> Commit-to-disk on a single system is both unnecessary (because we can replicate across storage on multiple systems) and inadequate (because we don’t want to lose writes even if a single system fails).
This is surely true for certain use cases, say financial applications which must guarantee 100% uptime, but I'd argue the vast, vast majority of applications are perfectly ok with local commit and rapid recovery from remote logs and replicas. The point is, the cloud won't give you that distributed consistency for free, you will pay for it both in money and complexity that in practice will lock you in to a specific cloud vendor.
I.e, make cloud and hosting services impossible to commoditize by the database vendors, which is exactly the point.
- A modern high end SSD commits faster than the one way time to anywhere much farther than a few miles away. (Do the math. A few tens of microseconds specified write latency is pretty common. NVDIMMs (a sadly dying technology) can do even better. The speed of light is only so fast.
- Unfortunate local correlated failures happen. IMO it’s quite nice to be able to boot up your machine / rack / datacenters and have your data there.
- Not everyone runs something on the scale of S3 or EBS. Those systems are awesome, but they are (a) exceedingly complex and (b) really very slow compared to SSDs. If I’m going to run an active/standby or active/active system with, say, two locations, I will flush to disk in both locations.
It is. Coordinated failures shouldn't be a surprise these days. It's kind of sad to here that from an AWS engineer. Same data pattern fills the buffers and crashes multiple servers, while they were all "hoping" that others fsynced the data, but it turns out they all filled up and crashed. That's just one case there are others.

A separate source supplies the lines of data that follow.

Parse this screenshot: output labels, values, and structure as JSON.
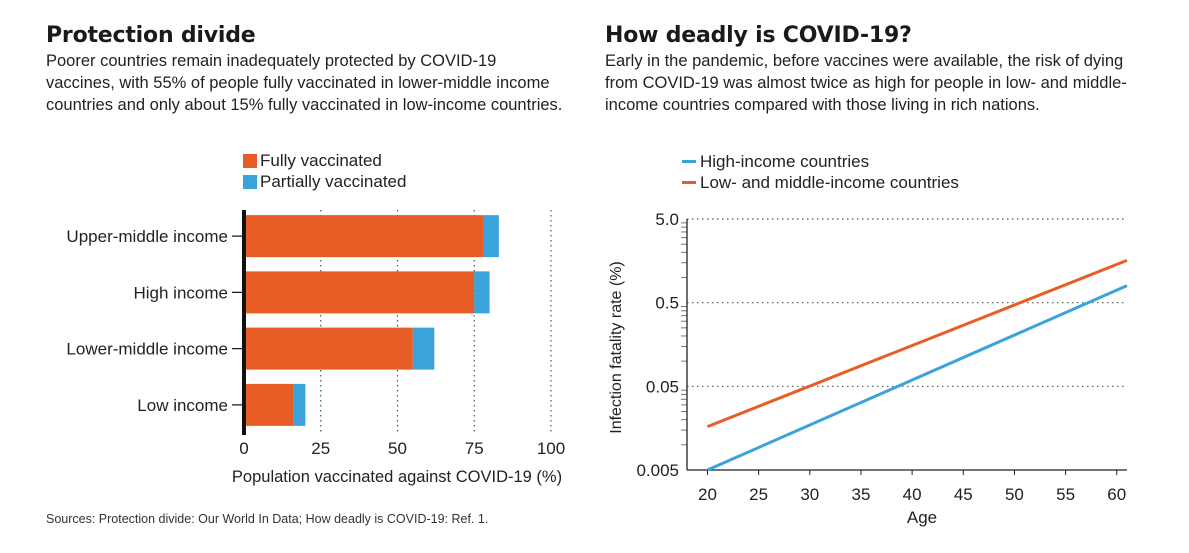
{
  "left": {
    "title": "Protection divide",
    "subtitle": "Poorer countries remain inadequately protected by COVID-19 vaccines, with 55% of people fully vaccinated in lower-middle income countries and only about 15% fully vaccinated in low-income countries.",
    "legend": [
      {
        "label": "Fully vaccinated",
        "color": "#e85d26"
      },
      {
        "label": "Partially vaccinated",
        "color": "#3aa3dc"
      }
    ]
  },
  "right": {
    "title": "How deadly is COVID-19?",
    "subtitle": "Early in the pandemic, before vaccines were available, the risk of dying from COVID-19 was almost twice as high for people in low- and middle-income countries compared with those living in rich nations.",
    "legend": [
      {
        "label": "High-income countries",
        "color": "#3aa3dc"
      },
      {
        "label": "Low- and middle-income countries",
        "color": "#e85d26"
      }
    ]
  },
  "sources": "Sources: Protection divide: Our World In Data; How deadly is COVID-19: Ref. 1.",
  "chart_data": [
    {
      "type": "bar",
      "orientation": "horizontal",
      "stacked": true,
      "categories": [
        "Upper-middle income",
        "High income",
        "Lower-middle income",
        "Low income"
      ],
      "series": [
        {
          "name": "Fully vaccinated",
          "values": [
            78,
            75,
            55,
            16
          ],
          "color": "#e85d26"
        },
        {
          "name": "Partially vaccinated",
          "values": [
            5,
            5,
            7,
            4
          ],
          "color": "#3aa3dc"
        }
      ],
      "xlabel": "Population vaccinated against COVID-19 (%)",
      "xlim": [
        0,
        100
      ],
      "xticks": [
        "0",
        "25",
        "50",
        "75",
        "100"
      ],
      "grid": "vertical dotted"
    },
    {
      "type": "line",
      "x": [
        20,
        61
      ],
      "series": [
        {
          "name": "High-income countries",
          "values": [
            0.005,
            0.8
          ],
          "color": "#3aa3dc"
        },
        {
          "name": "Low- and middle-income countries",
          "values": [
            0.0165,
            1.6
          ],
          "color": "#e85d26"
        }
      ],
      "xlabel": "Age",
      "ylabel": "Infection fatality rate (%)",
      "xlim": [
        18,
        61
      ],
      "yscale": "log",
      "ylim": [
        0.005,
        5.0
      ],
      "xticks": [
        "20",
        "25",
        "30",
        "35",
        "40",
        "45",
        "50",
        "55",
        "60"
      ],
      "yticks": [
        "0.005",
        "0.05",
        "0.5",
        "5.0"
      ],
      "grid": "horizontal dotted"
    }
  ]
}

It is great as long as your actual workload fits, but misleading if a microbenchmark doesn't inform you of the knee in the curve where you exhaust the buffer and start observing the storage controller as it retires things from this buffer zone to the other long-term storage areas. There can also be far more variance in this state as it includes not just slower storage layers, but more bookkeeping or even garbage-collection functions.
You must have a single flushed write to disk to be durable, but it doesn't need the second write.

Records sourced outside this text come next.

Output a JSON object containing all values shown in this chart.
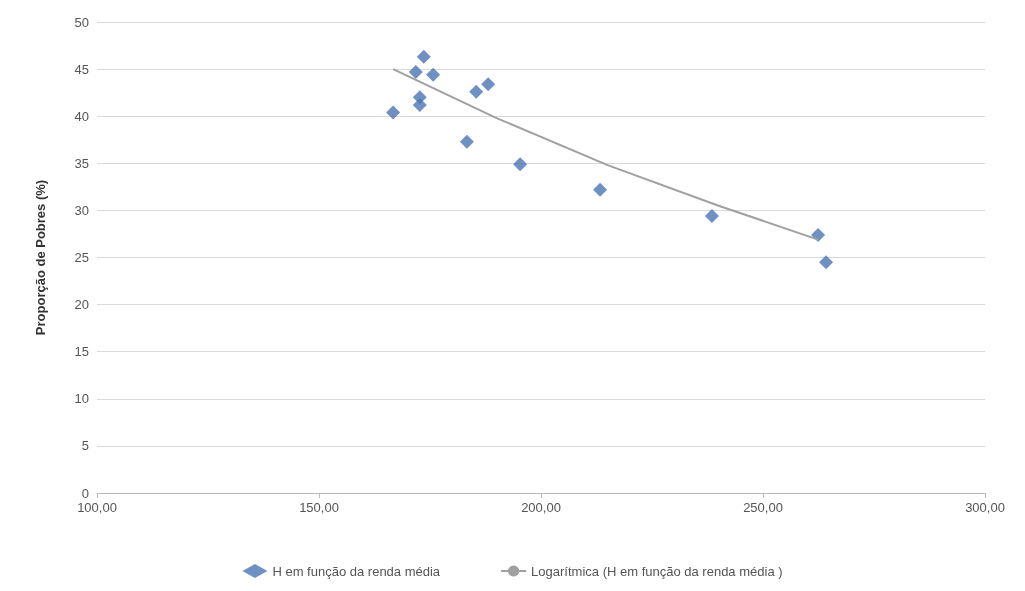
{
  "chart_data": {
    "type": "scatter",
    "ylabel": "Proporção de Pobres (%)",
    "xlim": [
      100,
      300
    ],
    "xticks": [
      {
        "value": 100,
        "label": "100,00"
      },
      {
        "value": 150,
        "label": "150,00"
      },
      {
        "value": 200,
        "label": "200,00"
      },
      {
        "value": 250,
        "label": "250,00"
      },
      {
        "value": 300,
        "label": "300,00"
      }
    ],
    "ylim": [
      0,
      50
    ],
    "yticks": [
      0,
      5,
      10,
      15,
      20,
      25,
      30,
      35,
      40,
      45,
      50
    ],
    "grid": "y",
    "legend": "bottom",
    "marker": "diamond",
    "series": [
      {
        "name": "H em função da renda média",
        "color": "#4a74b4",
        "x": [
          166.7,
          173.6,
          171.8,
          175.7,
          172.7,
          172.7,
          185.4,
          188.1,
          183.3,
          195.3,
          213.3,
          238.5,
          262.4,
          264.2
        ],
        "values": [
          40.4,
          46.3,
          44.7,
          44.4,
          42.0,
          41.2,
          42.6,
          43.4,
          37.3,
          34.9,
          32.2,
          29.4,
          27.4,
          24.5
        ]
      },
      {
        "name": "Logarítmica (H em função da renda média )",
        "type": "line",
        "color": "#a0a0a0",
        "marker": "none",
        "x": [
          166.7,
          190,
          215,
          240,
          262.4
        ],
        "values": [
          45,
          39.8,
          34.8,
          30.5,
          26.9
        ]
      }
    ]
  }
}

Overall speed is irrelevant, what mattered was the relative speed difference between sequential and random access.
And since there's still a massive difference between sequential and random access with SSDs, I doubt the overall approach of using buffers needs to be reconsidered.
Edit: thank you for all the answers -- very educational, TIL!

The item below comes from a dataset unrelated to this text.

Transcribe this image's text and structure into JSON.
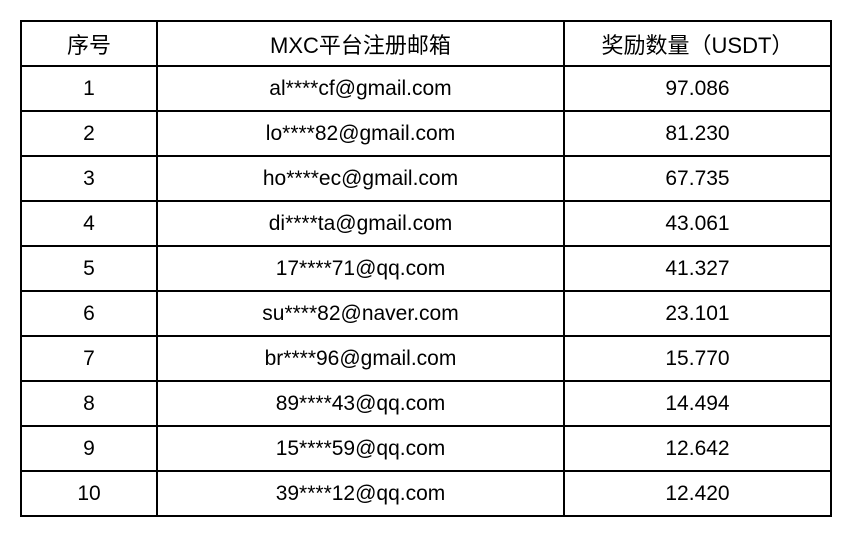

https://i.imgur.com/t5scCa3.png
https://ssd.userbenchmark.com/ (click on the orange double arrow to view additional columns)
That is a latency of about 50 µs for a random read, compared to 4-5 ms latency for HDDs.
With SSDs, the write pattern is very important to read performance.
Datacenter and enterprise class drives tend to have a maximum transfer size of 128k, which is seemingly the NAND block size. A block is the thing that needs to be erased before rewriting.
Most drives seem to have an indirection unit size of 4k. If a write is not a multiple of the IU size or not aligned, the drive will have to do a read-modify-write. It is the IU size that is most relevant to filesystem block size.
If a small write happens atop a block that was fully written with one write, a read of that LBA range will lead to at least two NAND reads until garbage collection fixes it.
If all writes are done such that they are 128k aligned, sequential reads will be optimal and with sufficient queue depth random 128k reads may match sequential read speed. Depending on the drive, sequential reads may retain an edge due to the drive’s read ahead. My own benchmarks of gen4 U.2 drives generally backs up these statements.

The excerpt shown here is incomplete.